The Philadelphia Fed reported a significant improvement in regional business activity in August, with its gauge rising to 12 from negative 13.5 in the previous month. This positive reading marks a break from the 11 consecutive months of contraction experienced previously.
The increase in the Philly Fed index surpassed economists' expectations. Analysts polled by the Wall Street Journal had forecasted a negative 10 reading for August.
There were several notable developments in specific areas of concern:
- New orders showed a substantial increase of 31.9 points, bringing the barometer to 16 in August.
- Shipments also experienced a notable rise, with the index increasing by 18.2 points to reach 5.7.
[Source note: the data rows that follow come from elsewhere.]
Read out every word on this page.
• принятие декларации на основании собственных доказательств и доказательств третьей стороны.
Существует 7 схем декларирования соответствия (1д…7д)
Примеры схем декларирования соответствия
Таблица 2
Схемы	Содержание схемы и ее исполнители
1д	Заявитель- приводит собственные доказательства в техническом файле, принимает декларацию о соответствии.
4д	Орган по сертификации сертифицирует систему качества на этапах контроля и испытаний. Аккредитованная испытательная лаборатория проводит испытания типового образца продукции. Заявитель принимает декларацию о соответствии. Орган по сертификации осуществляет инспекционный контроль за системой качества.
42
- However, the measure of the six-month business outlook dropped by 25 points to 3.9, reaching its lowest level since May.
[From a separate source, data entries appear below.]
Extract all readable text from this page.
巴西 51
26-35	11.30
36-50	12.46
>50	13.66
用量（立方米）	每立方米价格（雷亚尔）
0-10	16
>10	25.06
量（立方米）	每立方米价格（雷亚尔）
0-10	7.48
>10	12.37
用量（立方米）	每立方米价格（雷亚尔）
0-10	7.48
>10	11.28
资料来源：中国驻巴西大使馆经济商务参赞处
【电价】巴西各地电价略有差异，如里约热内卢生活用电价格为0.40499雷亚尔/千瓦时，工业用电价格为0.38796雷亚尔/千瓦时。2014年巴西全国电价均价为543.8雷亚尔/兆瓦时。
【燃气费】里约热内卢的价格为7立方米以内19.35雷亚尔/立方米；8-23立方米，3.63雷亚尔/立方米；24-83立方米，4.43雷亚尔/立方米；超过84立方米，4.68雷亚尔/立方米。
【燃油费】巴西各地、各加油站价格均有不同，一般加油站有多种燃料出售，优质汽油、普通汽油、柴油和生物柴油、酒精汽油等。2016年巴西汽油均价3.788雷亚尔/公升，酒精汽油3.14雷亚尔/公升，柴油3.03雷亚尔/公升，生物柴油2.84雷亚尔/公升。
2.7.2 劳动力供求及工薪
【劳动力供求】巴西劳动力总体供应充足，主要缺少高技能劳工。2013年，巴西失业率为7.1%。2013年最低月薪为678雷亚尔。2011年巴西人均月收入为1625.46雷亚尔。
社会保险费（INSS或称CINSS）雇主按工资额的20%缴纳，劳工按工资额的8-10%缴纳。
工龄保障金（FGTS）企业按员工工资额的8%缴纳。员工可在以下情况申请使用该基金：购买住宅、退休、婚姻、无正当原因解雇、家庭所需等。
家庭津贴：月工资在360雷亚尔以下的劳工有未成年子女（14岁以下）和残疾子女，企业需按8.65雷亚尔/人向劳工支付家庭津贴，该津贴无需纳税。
- The prices paid index rose by 11 points to 20.8.
These latest figures provide some optimism for the manufacturing sector, which has been struggling to find stability. The data suggests that there may be tentative signs of improvement, although caution should still be exercised.
Weak demand and the burden of higher interest rates have been major challenges for manufacturers.
It is important to note that regional readings have been volatile, as demonstrated by the recent sharp decline in manufacturing reported by the Empire State index in New York. The general business conditions index from the New York Fed fell by 20.1 points to negative 19 in August.
The New York and Philadelphia Fed indices are among the earliest indicators available for assessing the state of the manufacturing sector.
In July, the national ISM factory index contracted for the ninth consecutive month, with a rise to 46.4% from the previous month's 46%.
In response to the positive report, stocks in DJIA and SPX were expected to open higher on Thursday. Additionally, the yield on the 10-year Treasury note (BX:TMUBMUSD10Y) rose to 4.3%.